If I remember correctly, I was able to move on from that same error by using DiskWarrior. I did lose the data that was overwritten but it was unimportant. Disk Utility just isn't robust enough to handle the bigger issues.


DiskWarrior is the best at directory repairs. It rebuilds then actually replaces your old directory. I feel every Mac owner should have a copy. It also has File System repair now and hard drive S.M.A.R.T. diagnostics.

Make sure you get the disk so you can boot up on it to run repairs. You can also install it on another drive and run it from there to repair this one. DW works faster that way. But sometimes a badly damaged system can be deemed unrepairable by the installed version, but if booted and repaired from the DW disk it may be repairable.

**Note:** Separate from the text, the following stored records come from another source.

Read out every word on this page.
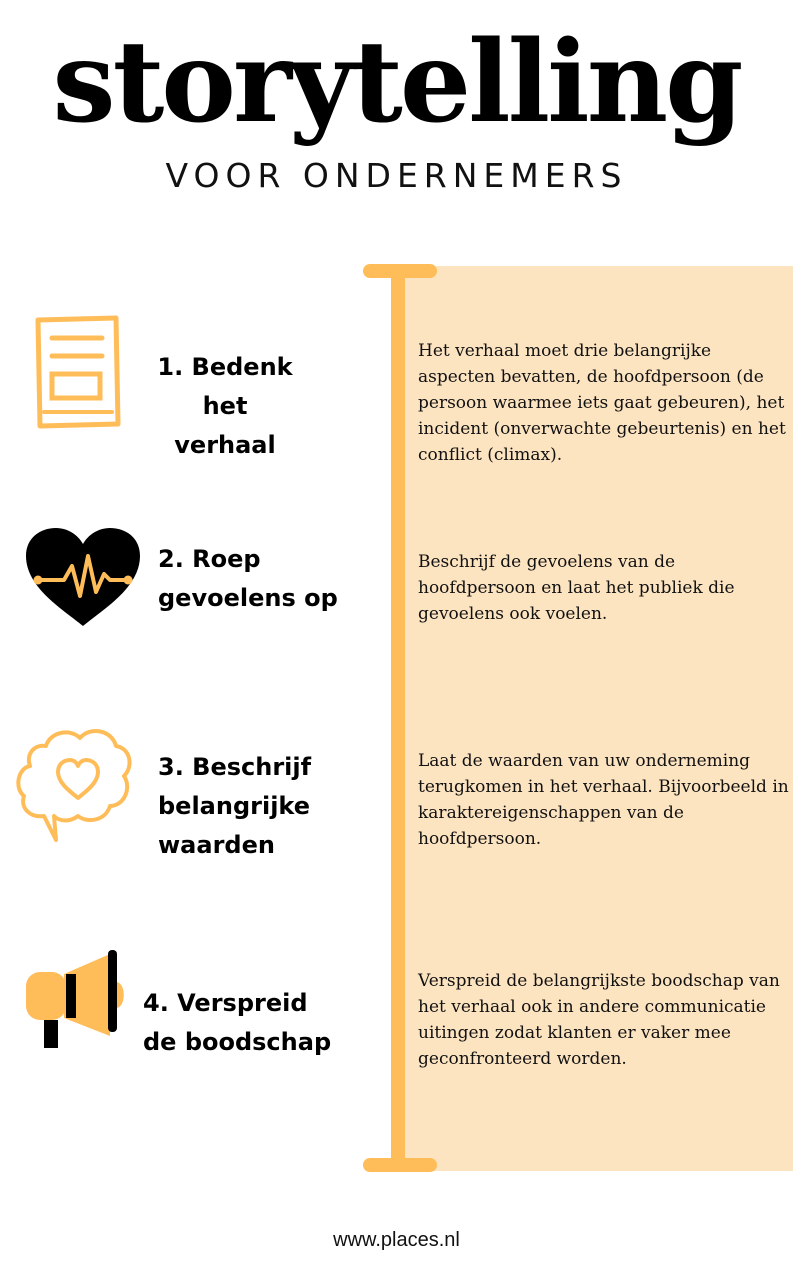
storytelling
VOOR ONDERNEMERS
1. Bedenk
het verhaal
Het verhaal moet drie belangrijke aspecten bevatten, de hoofdpersoon (de persoon waarmee iets gaat gebeuren), het incident (onverwachte gebeurtenis) en het conflict (climax).
2. Roep
gevoelens op
Beschrijf de gevoelens van de hoofdpersoon en laat het publiek die gevoelens ook voelen.
3. Beschrijf
belangrijke
waarden
Laat de waarden van uw onderneming terugkomen in het verhaal. Bijvoorbeeld in karaktereigenschappen van de hoofdpersoon.
4. Verspreid
de boodschap
Verspreid de belangrijkste boodschap van het verhaal ook in andere communicatie uitingen zodat klanten er vaker mee geconfronteerd worden.
www.places.nl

This has happened to me.


I use DW once a month to try and catch errors in my system from getting too far out of hand. It has repaired every little and big issue I have ever had with my three Macs.

DALE

Jul 11, 2012 7:35 AM in response to Dale Weisshaar

Hi Dave,


Thanks a lot for your inputs.


Right now, I don't have diskwarrior utility.


I tried to boot from rescue disk to repair the main disk. But I failed to boot from the rescue disk as my rescue disk (from CD) is not being recognized. I tried multiple options such as holding down "C", "c", "option" key etc while the system is restarting. Only the main disk was being shown as the bootable option but not the rescue disk. I verified that my rescue disk is good.


Then I booted into single user mode

Removed the offending file

Ran "fsck -fy"

Restart

Again boot into single user mode

Ran "fsck -fy".


This time, I could see that my disk is repaired. Then I booted normally and once again ran the disk verificaiton using disk utility and this time it didn't give the original errors. I hope things would be ok.


Could you let me know how to boot from rescue disk? My rescue disk was working with another Mac (Lion) while holding the "C".